The recent move by the Government to up the current minimum wage of £6.70 per hour to £7.20, and a proposed eventual £9 per hour by 2020, has left a number of UK indies fearing for the future of their business.
The concern has arisen owing to the fact that owners of High Street independent retailers claim to be earning “nowhere near the minimum wage, let alone the living wage”, while in the early stages of their business.
The wage hike will result in a number of retailers taking a closer look at the suppliers they currently work with, all in the battle for what have been called “very squeezed margins”.
“Wages are our biggest overhead and in order to run a profitable business we are already tight on staff hours,” Brian Simpson, general manager at SMF Toy Town told ToyNews.
“Employment law is also heavily weighted against the retailer in terms of getting rid of useless staff, and now I am going to have to pay them more for the privilege of standing around scratching themselves.
“Margins are so tight in retail that our entire operations will have to be looked at in order to minimise the effect of this increase.”
Indies have told ToyNews that they will have to alter their approach to staffing and the suppliers that they work with.

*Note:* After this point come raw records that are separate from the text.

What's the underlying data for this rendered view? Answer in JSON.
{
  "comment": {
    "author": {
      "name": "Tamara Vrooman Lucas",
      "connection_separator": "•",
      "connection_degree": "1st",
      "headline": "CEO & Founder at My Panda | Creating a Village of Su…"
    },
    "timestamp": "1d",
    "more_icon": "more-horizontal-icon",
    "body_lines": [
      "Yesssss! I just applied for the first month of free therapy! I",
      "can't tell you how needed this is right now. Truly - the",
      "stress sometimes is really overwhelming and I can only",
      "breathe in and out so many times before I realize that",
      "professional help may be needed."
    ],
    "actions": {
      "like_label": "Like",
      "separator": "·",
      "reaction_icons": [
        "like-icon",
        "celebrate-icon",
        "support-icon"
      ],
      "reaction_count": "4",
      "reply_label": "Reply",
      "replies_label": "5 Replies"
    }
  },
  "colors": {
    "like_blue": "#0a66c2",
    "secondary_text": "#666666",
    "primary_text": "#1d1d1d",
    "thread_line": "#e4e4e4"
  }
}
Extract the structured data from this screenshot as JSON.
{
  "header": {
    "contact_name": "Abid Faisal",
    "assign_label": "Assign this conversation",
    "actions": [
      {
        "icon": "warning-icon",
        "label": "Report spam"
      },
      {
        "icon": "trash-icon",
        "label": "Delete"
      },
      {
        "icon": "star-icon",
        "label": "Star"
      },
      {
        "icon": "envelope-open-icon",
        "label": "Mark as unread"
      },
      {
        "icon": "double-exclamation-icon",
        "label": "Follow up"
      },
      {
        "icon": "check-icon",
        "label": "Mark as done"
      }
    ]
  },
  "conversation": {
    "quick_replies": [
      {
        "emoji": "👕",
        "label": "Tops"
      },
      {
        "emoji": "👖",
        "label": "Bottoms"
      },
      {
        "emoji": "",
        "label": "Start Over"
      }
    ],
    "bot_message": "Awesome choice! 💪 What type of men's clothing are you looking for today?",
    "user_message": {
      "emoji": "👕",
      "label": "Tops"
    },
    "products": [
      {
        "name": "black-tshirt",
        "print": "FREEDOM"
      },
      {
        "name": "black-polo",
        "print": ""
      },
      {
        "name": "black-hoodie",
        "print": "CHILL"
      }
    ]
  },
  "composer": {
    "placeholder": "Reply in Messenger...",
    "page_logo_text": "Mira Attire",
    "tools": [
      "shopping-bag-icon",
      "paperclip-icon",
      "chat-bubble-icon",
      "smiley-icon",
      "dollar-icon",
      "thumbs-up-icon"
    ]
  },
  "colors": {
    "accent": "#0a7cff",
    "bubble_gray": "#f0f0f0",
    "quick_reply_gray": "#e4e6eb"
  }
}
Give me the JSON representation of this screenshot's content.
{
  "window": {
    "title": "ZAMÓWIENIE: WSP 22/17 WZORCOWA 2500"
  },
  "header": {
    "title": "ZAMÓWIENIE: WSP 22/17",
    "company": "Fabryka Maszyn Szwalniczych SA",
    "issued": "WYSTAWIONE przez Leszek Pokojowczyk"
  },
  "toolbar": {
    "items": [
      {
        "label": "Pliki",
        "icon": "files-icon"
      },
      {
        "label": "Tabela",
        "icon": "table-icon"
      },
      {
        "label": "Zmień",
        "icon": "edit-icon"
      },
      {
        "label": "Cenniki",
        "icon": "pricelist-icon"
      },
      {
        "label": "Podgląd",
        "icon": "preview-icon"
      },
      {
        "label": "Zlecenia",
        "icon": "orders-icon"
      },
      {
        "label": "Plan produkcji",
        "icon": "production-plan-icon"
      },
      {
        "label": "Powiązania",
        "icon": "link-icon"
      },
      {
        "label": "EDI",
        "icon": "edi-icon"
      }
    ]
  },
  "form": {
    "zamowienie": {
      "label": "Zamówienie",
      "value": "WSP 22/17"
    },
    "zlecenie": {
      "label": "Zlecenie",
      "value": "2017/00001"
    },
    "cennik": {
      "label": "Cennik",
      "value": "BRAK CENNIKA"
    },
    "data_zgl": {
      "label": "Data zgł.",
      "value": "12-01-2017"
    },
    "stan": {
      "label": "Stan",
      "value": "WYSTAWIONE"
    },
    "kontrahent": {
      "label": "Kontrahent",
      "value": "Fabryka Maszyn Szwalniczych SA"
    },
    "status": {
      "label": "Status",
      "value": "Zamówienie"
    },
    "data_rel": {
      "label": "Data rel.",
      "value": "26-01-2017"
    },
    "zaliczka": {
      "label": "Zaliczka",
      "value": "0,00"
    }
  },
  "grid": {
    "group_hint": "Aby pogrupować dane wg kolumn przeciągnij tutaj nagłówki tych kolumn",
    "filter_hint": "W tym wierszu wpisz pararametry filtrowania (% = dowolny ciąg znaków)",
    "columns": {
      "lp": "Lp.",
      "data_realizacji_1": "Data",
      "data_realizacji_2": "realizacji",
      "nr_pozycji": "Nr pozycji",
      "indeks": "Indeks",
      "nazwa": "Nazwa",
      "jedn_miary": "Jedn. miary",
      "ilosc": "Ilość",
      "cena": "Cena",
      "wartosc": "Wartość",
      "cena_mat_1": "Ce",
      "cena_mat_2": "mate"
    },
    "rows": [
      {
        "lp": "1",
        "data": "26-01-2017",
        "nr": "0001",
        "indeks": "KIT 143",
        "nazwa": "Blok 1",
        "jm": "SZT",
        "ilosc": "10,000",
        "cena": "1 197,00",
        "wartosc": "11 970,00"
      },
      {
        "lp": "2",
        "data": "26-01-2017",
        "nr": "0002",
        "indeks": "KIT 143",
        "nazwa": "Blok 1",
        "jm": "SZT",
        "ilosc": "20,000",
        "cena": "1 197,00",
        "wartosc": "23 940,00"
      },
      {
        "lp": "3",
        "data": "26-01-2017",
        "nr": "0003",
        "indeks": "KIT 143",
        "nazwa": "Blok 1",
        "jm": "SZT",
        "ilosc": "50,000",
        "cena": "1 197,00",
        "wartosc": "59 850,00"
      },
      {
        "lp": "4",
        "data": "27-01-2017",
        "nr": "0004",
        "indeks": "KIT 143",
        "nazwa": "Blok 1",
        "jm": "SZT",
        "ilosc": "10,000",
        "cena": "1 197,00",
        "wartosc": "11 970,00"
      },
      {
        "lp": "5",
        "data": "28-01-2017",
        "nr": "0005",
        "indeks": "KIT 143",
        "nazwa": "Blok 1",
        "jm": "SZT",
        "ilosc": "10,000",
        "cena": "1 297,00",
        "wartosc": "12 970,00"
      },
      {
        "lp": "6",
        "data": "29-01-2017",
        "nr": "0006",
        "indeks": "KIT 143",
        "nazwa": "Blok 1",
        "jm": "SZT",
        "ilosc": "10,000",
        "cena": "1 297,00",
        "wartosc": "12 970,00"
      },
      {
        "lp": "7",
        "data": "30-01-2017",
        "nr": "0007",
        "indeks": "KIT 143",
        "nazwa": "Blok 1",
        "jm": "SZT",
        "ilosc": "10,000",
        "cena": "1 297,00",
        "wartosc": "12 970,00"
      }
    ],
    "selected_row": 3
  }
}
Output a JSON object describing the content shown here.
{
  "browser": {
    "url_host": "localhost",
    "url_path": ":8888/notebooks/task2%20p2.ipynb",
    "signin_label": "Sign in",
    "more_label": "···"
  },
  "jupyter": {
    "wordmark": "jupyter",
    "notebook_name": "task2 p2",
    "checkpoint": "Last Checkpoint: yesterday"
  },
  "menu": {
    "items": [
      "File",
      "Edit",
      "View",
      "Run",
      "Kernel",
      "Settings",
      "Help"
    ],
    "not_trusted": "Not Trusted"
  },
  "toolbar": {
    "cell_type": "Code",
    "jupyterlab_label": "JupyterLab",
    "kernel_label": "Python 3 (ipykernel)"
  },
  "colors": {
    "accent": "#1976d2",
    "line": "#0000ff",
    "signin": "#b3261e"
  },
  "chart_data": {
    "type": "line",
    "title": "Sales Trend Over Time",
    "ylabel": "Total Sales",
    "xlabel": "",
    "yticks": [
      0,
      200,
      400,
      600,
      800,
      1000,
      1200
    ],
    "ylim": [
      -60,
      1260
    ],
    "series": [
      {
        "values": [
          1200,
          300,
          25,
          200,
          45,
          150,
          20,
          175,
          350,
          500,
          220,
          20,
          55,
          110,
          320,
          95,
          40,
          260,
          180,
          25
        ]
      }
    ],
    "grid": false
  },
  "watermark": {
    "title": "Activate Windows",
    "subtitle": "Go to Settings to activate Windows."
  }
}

Steve Kerrison, owner of Norfolk’s Kerisson’s Toys, added: “This makes it very difficult for us small guys. What with all the extra cost that small businesses seem to be facing, it’s only going to get harder and harder.
“We try to manage and pay a fair wage already, but this doesn’t make life easy for anyone. And with so many suppliers doing crazy deals with discounters and many more in cahoots with the big boys who can handle these kind of increases, nobody knows where that extra margin is going to come from.”
It’s a concern echoed up and down the country, including in Scotland where Toy Hub founder Helen Gourley is already looking at employing more under 25s, whose rate will remain unchanged, in order to balance the books.
“In terms of staffing, we will have to look at how many extra hours we use staff for, further stretching our own working hours no doubt,” said Gourley.
“We have also chosen to employ younger staff as a result for particular shifts to try and keep our outgoings to a minimum. We always paid above minimum wage, but with margins being squeezed even further in the industry, it is making us look more at our product mix and ultimately our profit margin to make sure we can continue to operate.
“There are certain suppliers we struggle to deal with as a result and we are replacing their products on our shelves with more profitable lines.”
Online competition and business rate increases appear to formulate a battleground in which the struggle for the indie to survive is ongoing, and while the bigger players on the toy retail scene may escape the impending wage increase relatively unscathed, it’s a matter they can sympathise with.
Geoff Sheffield, director of procurement and licensing at The Toy Store, told ToyNews: “The increase in the living wage is a tricky subject. It is important to pay people the right wage to cope with increase cost of living.
“But with retail being squeezed by online and business rate increases on the horizon, where does a brick and mortar retailer catch a break?”